The first single from “Little Rope” is “Hell,” the opening track. It’s restrained and then explosive, something resembling controlled chaos — two different melodies that battle one another and work in concert. The title is not pulled from some fearful religiosity, rather, hell as a state of being.
“Hell” wrestles with many injustices while “dropping us in a place and a time and a feeling and an emotion of helplessness and frustration,” Tucker says. “And revelation: of how much control we had conceded at that present moment in time.
“It became a symbol of how deeply in crisis we are, right? As human beings, as the planet, in terms of the violence in our culture. I think it is pretty specific to America and who we are,” she continued.
That exists beyond the experience of personal grief, but on the record, it serves as a reminder of the various experiences of it. “Hell,” in that way, is reflection of what Brownstein calls “an exploration of the liminal, of sort of being between two states of, like, you know, joy and grief, or alive and dead, high-low… a precipice, the idea of precarity.
“A lot of these songs were written before I lost my mom, but her death informed the process as much as it informed the actual content of the songs,” she says.
This is the first Sleater-Kinney record in many years — likely since 2005’s “The Woods” — that Tucker does the majority of the singing. “I really needed to hear Corin’s voice, and so much of the grief was returning to what I needed.” Brownstein could play guitar and write songs, but she needed her bandmate and closest friend to sing it, and to sing it in a fashion that did justice to the subject matter.
The album’s title makes sense in that context. That “Little Rope,” that push and pull, the comfort and the ways in which the pair challenge each other, makes this record one of their best in years.
“Music, to me, is a ritual that is very sacred and thus very close to prayer. You know, there is something prayerful about the choreography of returning to guitar or singing. And so, I think it is actually a very natural, like, probably age-old way of processing sorrow,” Brownstein says.
Song allows you to share your interiority, and so “playing music is really important for the process of living with grief,” she adds.

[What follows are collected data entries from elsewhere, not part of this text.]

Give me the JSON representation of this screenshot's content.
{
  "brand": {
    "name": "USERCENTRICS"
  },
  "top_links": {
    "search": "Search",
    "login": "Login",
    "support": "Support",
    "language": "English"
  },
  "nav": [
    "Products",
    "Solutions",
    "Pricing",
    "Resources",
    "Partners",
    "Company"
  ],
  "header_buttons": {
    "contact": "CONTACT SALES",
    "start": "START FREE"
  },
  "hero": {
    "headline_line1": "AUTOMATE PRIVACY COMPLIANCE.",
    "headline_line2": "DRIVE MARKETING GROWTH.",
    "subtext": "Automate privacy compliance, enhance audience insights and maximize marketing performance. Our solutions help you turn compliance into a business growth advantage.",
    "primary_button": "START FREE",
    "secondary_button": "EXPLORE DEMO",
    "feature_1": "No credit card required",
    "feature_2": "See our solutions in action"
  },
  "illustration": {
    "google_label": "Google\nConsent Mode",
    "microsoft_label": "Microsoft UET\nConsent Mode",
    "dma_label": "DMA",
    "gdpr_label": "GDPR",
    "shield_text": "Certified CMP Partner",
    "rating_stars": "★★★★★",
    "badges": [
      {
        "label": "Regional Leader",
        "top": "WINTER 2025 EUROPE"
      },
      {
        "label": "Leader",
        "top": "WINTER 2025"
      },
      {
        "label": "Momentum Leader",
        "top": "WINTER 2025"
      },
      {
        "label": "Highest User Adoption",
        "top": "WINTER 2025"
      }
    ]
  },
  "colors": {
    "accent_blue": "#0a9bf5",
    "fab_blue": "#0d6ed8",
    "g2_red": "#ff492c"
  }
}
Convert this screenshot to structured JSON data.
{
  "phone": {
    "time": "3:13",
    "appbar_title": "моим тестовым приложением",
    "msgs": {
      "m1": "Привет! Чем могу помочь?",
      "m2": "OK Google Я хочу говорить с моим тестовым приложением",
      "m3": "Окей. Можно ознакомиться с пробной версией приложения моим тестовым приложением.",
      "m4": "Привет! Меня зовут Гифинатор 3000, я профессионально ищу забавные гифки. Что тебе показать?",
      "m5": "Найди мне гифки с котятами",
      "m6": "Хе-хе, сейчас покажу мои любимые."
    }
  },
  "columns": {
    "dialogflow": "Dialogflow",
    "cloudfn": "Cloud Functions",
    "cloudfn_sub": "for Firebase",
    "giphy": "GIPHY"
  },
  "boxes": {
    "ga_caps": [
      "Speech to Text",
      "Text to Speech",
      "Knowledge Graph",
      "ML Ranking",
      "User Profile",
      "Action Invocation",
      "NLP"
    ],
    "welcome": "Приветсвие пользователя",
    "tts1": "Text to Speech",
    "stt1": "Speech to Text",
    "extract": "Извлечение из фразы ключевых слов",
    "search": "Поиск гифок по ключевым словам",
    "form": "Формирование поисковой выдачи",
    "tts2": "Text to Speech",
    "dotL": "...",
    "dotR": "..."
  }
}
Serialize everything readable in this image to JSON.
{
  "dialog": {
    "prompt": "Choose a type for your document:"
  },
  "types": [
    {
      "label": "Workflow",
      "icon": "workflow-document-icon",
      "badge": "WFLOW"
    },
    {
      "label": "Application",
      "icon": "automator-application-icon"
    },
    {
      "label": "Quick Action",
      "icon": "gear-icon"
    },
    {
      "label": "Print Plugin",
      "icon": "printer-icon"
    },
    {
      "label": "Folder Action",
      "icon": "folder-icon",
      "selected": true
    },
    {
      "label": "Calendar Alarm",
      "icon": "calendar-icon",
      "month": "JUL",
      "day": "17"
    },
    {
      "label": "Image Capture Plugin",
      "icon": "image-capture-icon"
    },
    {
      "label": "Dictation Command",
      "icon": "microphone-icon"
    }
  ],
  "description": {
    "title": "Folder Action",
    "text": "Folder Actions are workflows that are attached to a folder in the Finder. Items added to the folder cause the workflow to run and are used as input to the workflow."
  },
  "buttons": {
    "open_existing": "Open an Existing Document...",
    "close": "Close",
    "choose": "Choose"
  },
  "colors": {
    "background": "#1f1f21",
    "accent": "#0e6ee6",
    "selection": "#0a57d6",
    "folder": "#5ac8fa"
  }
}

There is beauty in another stage of the process: sharing it with others, on a record or in a live arena. Tucker calls it “the transcendent moment where you’re both giving and gaining” with an audience. “Like Bruce Springsteen said, ‘You’ve got your religion, I’ve got mine.’”
Brownstein jumps in, “And Sleater-Kinney has always been a container for our vulnerabilities.
“We have so many songs that come from a place of strife or anger and then they just start to sound triumphant after a while,” she adds. “And that, I think, is the beauty of sharing music with people.”